"sejamos os novos musicistas do que se anuncia como o
futuro da arte"
Vivemos num tempo medíocre, todos falam do cotidiano, tudo é
cotidiano, essa verve da stand-up comedy me dá náuseas. Poesia que fala da
eternidade e que abusa de metáfora e simbolismo é logo tachada de anacrônica,
eles não querem mais poetas que escrevem com o próprio sangue, tal como diria
Nietzsche dos poetas trágicos da Grécia arcaica.
No entanto, os poetas hoje devem ser humildes, sim, humildes!
Eles dizem: “Quem sou eu para dizer que sou poeta! Seria muita pretensão da
minha parte!”. Esta condenação do grandioso pela palavra pretensão é como um
interdito moral da escrita que tem náusea do épico, vivemos um tempo
anti-épico, apoucado, simulando seu mundinho e se distanciando do spleen que
possuía a alma poética.
Eles, os novos poetas do mundo de objetos, querem o modelo
cotidiano da hipocrisia da auto-pequenez, os grandiosos morrem de fome, as
editoras estão atrás de um futuro inexistente, a influência das coisas
comezinhas é o auge do que se faz de poesia hoje em dia, e tem um tanto que só
sabem usar das rimas chatas e previsíveis.

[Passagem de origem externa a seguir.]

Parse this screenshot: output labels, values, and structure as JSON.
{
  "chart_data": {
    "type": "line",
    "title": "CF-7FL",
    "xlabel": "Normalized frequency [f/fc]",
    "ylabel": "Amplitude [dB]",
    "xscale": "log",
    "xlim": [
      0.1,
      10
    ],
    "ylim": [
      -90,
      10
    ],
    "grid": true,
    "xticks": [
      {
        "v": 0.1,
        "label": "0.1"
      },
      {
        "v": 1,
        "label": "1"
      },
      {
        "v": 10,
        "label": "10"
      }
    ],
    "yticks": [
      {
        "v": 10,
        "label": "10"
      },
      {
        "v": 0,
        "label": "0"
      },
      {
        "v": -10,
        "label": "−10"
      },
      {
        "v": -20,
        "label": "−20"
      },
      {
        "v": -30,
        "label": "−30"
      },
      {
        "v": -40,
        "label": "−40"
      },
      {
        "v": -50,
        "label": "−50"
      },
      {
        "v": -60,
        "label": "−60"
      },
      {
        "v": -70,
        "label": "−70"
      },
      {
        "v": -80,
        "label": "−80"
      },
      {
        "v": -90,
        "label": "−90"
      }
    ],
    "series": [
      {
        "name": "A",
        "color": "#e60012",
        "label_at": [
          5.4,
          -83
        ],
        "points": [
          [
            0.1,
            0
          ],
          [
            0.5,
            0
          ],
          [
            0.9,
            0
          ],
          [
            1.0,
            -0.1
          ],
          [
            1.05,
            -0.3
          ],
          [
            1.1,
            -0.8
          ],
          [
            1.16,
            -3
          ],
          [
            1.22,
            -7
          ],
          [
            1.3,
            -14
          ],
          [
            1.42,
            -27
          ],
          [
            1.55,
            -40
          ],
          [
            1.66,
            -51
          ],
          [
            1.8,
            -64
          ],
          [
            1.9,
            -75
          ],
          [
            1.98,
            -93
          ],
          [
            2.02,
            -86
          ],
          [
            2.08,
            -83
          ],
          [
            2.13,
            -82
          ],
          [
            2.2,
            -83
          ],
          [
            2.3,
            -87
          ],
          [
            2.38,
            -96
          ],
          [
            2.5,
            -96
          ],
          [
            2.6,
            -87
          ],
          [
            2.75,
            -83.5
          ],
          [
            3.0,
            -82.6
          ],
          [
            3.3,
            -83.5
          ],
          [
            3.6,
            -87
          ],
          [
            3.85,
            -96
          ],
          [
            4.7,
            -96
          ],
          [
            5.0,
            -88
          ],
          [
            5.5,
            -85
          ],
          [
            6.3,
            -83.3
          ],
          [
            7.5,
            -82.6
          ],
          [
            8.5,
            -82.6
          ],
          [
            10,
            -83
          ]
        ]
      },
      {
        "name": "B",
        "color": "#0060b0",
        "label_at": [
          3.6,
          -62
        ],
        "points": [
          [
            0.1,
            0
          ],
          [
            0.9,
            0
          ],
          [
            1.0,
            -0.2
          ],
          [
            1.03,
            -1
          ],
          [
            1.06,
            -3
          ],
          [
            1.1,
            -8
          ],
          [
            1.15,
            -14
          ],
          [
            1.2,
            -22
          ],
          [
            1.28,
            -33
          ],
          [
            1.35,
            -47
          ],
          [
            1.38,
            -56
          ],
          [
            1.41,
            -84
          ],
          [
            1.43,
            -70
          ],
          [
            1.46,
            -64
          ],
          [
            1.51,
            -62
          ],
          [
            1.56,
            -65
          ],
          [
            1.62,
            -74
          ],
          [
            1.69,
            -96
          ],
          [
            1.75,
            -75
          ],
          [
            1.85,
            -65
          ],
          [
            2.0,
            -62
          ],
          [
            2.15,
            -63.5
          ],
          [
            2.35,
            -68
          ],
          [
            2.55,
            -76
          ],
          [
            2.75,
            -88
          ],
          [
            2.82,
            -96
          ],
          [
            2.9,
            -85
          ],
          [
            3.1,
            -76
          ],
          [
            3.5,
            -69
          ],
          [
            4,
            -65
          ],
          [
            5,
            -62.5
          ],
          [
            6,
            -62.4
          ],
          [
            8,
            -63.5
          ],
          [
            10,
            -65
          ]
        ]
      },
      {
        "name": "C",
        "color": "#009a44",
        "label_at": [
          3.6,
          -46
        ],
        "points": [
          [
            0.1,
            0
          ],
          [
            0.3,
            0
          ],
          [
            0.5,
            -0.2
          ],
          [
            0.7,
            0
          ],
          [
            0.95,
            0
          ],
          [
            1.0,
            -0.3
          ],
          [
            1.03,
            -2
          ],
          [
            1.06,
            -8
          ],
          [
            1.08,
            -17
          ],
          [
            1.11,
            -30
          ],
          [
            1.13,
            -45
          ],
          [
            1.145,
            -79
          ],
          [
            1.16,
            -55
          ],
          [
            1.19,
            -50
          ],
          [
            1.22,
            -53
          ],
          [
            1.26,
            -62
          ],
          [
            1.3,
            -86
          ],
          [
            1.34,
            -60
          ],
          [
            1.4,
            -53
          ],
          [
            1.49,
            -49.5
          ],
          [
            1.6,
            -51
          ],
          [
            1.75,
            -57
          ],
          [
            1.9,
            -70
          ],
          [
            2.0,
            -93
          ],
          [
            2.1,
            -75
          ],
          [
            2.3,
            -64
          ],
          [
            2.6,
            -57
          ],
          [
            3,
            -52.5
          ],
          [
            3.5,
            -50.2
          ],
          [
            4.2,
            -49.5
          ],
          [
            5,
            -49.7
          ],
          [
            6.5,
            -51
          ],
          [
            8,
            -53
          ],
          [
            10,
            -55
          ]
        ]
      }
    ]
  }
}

Estamos entre o modelo dogmático cotidiano que se tornou
standard e a alienação de alguns outros que confundem a lírica com pieguice e
fazem na verdade poesia aguada para gostos não estudados.
Vão pela via de uma lírica piegas e brega que ousam chamar de
poesia, e sonham em publicar seus versos apoucados na pretensão da humildade do
“quem sou eu para qualquer coisa!”. Ó sonhadores, com suas naus furadas num mar
revolto de paixão, ó sonhadores das máquinas de Gutemberg!
O que é aplaudido hoje é o chamado reino da mediocridade, o
puro discurso se sobrepõe à metáfora, os símbolos são renegados como História e
não como plenitude, ó medíocres, sonham tão pouco, sonham errado! Os sonhadores
verdadeiros têm mania de grandeza, a grandeza que está bem retratada no Ecce
Homo, todas as naus furadas afundarão no mar do esquecimento, todas estas
navegações sobre o pouco que resta de original.
Tem muitos que escrevem igual, são escravos do igual, são
apologistas do igual, e o diferente que se anuncia na tormenta vem de milênios
de História, sim, pois queremos a História, escrevemos por ela e por causa
dela, mesmo que muitos obtusos confundam as coisas e entendam que tudo isto que
nos cabe é Metafísica!
Ora, onde estão os novos Rimbauds? Ora, veja só, um novo
Rimbaud hoje passaria despercebido, como o próprio passou despercebido,
precisamos de novos bibliófilos? Sim, precisamos!
Tal poesia do futuro eu antevejo como o contrário de hoje,
poesia bem cantada, não poesia comezinha, da falsa virtude do comezinho, da
falsa humildade do cotidiano, se queres falar de coisas cotidianas, sejam
cronistas, não poetas! A sedução harmônica que muitos dizem anacrônica é o
salto necessário para sairmos desta contemporaneidade fajuta do reino da
mediocridade!
Ó sonhadores, sonhem do jeito certo uma vez na vida! Sejam
detentores do prazer, hedonistas musicais, façam de suas saturnais a fonte de
que emana a vida, e não apenas façam um pastiche ou coletâneas de esquetes
imitando o humor idiota de americanos!
Podemos ser livres no que fazemos, e que as editoras acordem
para a poesia do futuro, a verdadeira poesia do futuro, que não é nada mais que
uma reflexão da tradição reaproveitada em novos sentidos, voltemos à poesia
sensorial, não esqueçamos de que ela não é Metafísica, no sentido estrito,
venhamos dar boas vindas ao sentido lato da vida, que a eternidade não seja
trocada por uma simples natureza morta que ousam chamar poesia.
Sejamos vivos como viva é a inspiração, sejamos espertos e
não sejamos mesquinhos, poetas devem viver o que dizem. Poesia é vida antes de
ser palavra ou verso, poesia é o fundamento de tudo. E façamos música e não
rimas sem gosto, sejamos os novos musicistas do que se anuncia como o futuro da
arte, nada de sobriedade que fala do armário ou de objetos irrelevantes,
voltemos à vida, pois ela é mais do que isto!
Gustavo Bastos, filósofo e escritor.